Advertising expenditures on national TV sports are growing, too. A Nielsen report released in January 2012 revealed that national TV sports generated $10.9 billion in advertising expenditure last year overall, representing 6% growth from $10.3 billion the year prior. Data from Nielsen’s latest report indicates that advertisers spent $4.1 billion on prime time sports programming in 2011.
Sports Holds Only Small Share of Time-shifted Content
Somewhat unsurprisingly, viewers appear least likely to time-shift content which is generally better watched live. For example, according to Nielsen’s most recent report, sports held just 8% of time-shifted viewership, compared to its 22% share of prime time viewing. And news accounted for just 4% of time-shifted viewership, compared to 10% of prime time viewership.
By contrast, drama overindexed on time-shifted viewership when compared to its share of prime time viewing (58% vs. 41%), as did the sitcom genre (16% vs. 11%).

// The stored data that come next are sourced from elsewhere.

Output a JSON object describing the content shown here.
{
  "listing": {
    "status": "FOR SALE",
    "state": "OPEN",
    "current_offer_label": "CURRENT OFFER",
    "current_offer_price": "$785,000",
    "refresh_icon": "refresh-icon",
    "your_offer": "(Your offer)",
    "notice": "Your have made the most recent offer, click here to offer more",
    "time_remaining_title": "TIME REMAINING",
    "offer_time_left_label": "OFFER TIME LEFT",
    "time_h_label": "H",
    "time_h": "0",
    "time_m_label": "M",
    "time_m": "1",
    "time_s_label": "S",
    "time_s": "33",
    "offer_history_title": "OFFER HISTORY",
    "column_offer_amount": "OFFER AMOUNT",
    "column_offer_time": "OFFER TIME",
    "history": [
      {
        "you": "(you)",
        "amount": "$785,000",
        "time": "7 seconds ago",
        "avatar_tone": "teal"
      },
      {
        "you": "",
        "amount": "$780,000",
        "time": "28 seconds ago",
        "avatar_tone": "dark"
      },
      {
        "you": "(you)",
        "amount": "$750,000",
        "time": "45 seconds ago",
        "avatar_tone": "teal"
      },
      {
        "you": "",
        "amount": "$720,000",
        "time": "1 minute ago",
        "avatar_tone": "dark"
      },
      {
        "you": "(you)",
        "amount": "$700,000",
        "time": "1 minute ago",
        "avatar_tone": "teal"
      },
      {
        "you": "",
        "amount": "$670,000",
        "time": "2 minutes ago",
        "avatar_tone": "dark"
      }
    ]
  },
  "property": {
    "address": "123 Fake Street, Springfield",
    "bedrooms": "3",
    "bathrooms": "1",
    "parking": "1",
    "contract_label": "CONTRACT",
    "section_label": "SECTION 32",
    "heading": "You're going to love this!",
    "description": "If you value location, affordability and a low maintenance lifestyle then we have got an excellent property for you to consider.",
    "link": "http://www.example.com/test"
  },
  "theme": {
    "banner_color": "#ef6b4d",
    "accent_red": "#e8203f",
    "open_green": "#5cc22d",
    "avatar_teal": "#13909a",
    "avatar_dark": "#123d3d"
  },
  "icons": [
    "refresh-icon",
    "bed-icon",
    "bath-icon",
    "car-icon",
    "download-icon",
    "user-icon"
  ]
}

Sitcoms and Drama Gain Viewing Share
Sitcoms’ 11.4% share of prime time viewership represented a 15% increase from 9.9% in 2010. Drama’s share of the prime time audience also grew year-over-year, though by a comparatively small 1.4% (from 40.5% to 41.1%). Reality dropped from 16.7% to 15.5% share, while news also declined, from 10.3% to 9.6% share.
Sports held relatively steady, at 22.5%, compared to 22.6% in 2010.
Reality Shows Dominant for Product Placements
Reality shows may trail drama and sports for viewership and ad spend, but they are king of the product placement. The genre accounted for an impressive 58% of all product placements during prime time first run episodes of entertainment programming on the 5 measured broadcast networks (ABC, CBS, CW, FOX, and NBC). At 4,664 occurrences, though, this was actually a significant drop from 5,776 in 2010. Drama was next with 29% of placements, although its total number also fell, from 2,538 to 2,361.
According to January 2012 analysis from Nielsen, Fox’s “American Idol” was the leading prime time program in terms of product placement activity, with 577 total occurrences during first-run episodes, ahead of NBC’s “The Biggest Loser,” which totaled 533.
- Travelocity was the most recalled brand in a prime time reality program, with viewers 70% more likely to recall the Travelocity mention during the October 9, 2011 airing of “Amazing Race” on CBS than any other brand or product mention in a reality program.
- 42.9% of time-shifted prime time broadcast programming is played back the same day it was recorded, while 87.6% is played back within 3 days.